Suggestion for an improvement of the GEOparse.__parse_entry() function #75

Open abysslover opened 2 years ago

abysslover commented 2 years ago

When the entry_line parameter in the GEOparse.__parse_entry() function contains more than an equal sign, the current function raises an exception(GEOparse.GEOTypes.DataIncompatibilityException) as follows:

gpl = GEOparse.get_GEO(geo="GPL6101", silent=True, include_data=True, destdir=".")

(<class 'GEOparse.GEOTypes.DataIncompatibilityException'>, DataIncompatibilityException('\nData columns do not match columns description index in GSM665713\nColumns in table are: ID_REF, VALUE, T0-S(0)-2=S(15).Detection Pval\nIndex in columns are: ID_REF, VALUE, T0-S(0)-2\n',), <traceback object at 0x7f57f4dd9688>)

The line causing the above exception is as follows:

#T0-S(0)-2=S(15).Detection Pval =

columns variable taken from GEOparse.parse_columns(soft) looks like as follows:

Index(['ID_REF', 'VALUE', 'T0-S(0)-2'], dtype='object')

Meanwhile, GEOparse.parse_table_data(soft) correctly parsed the SOFT data as follows:

Index(['ID_REF', 'VALUE', 'T0-S(0)-2=S(15).Detection Pval'], dtype='object')
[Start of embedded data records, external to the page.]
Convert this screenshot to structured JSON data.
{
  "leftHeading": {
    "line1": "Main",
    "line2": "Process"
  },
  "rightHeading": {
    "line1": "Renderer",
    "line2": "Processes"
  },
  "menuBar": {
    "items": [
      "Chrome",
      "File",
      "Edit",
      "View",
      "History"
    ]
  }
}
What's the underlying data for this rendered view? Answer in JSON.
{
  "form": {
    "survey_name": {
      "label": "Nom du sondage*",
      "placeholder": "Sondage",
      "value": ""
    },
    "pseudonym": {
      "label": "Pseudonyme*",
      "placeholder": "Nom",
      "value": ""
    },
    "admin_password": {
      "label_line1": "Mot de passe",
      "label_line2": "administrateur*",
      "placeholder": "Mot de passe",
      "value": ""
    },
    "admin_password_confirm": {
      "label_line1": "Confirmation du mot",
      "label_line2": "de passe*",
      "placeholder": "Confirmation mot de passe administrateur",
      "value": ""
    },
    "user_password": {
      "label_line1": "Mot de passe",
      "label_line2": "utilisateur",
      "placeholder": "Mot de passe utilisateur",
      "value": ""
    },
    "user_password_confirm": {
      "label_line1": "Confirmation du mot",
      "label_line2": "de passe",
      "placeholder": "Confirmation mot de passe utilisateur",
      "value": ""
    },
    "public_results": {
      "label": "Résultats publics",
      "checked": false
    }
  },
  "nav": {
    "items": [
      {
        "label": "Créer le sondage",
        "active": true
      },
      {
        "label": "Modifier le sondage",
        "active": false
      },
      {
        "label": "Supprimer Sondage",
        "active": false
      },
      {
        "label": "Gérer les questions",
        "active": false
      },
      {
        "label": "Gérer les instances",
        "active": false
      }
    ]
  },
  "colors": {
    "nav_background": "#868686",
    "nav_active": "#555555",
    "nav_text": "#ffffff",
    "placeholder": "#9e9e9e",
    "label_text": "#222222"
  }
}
Thus, I suggest to modify the GEOparse.__parse_entry() function as follows :

def __parse_entry(entry_line):
    """Parse the SOFT file entry name line that starts with '^', '!' or '#'.

    Args:
        entry_line (:obj:`str`): Line from SOFT  to be parsed.

    Returns:
        :obj:`2-tuple`: Type of entry, value of entry.

    """
    if entry_line.startswith("!"):
        entry_line = sub(r"!\w*?_", "", entry_line)
    else:
        entry_line = entry_line.strip()[1:]
    n_equal_sign = entry_line.count("=")
    try:
        if 1 == n_equal_sign:
            entry_type, entry_name = [i.strip() for i in entry_line.split("=", maxsplit=1)]
        else:
            entry_type, entry_name = [i.strip() for i in split(" = ?", entry_line, maxsplit=1)]
    except ValueError:
        if 1 == n_equal_sign:
            entry_type = [i.strip() for i in entry_line.split("=", maxsplit=1)][0]
        else:
            entry_type = [i.strip() for i in split(" = ?", entry_line, maxsplit=1)][0]
        entry_name = ""
    return entry_type, entry_name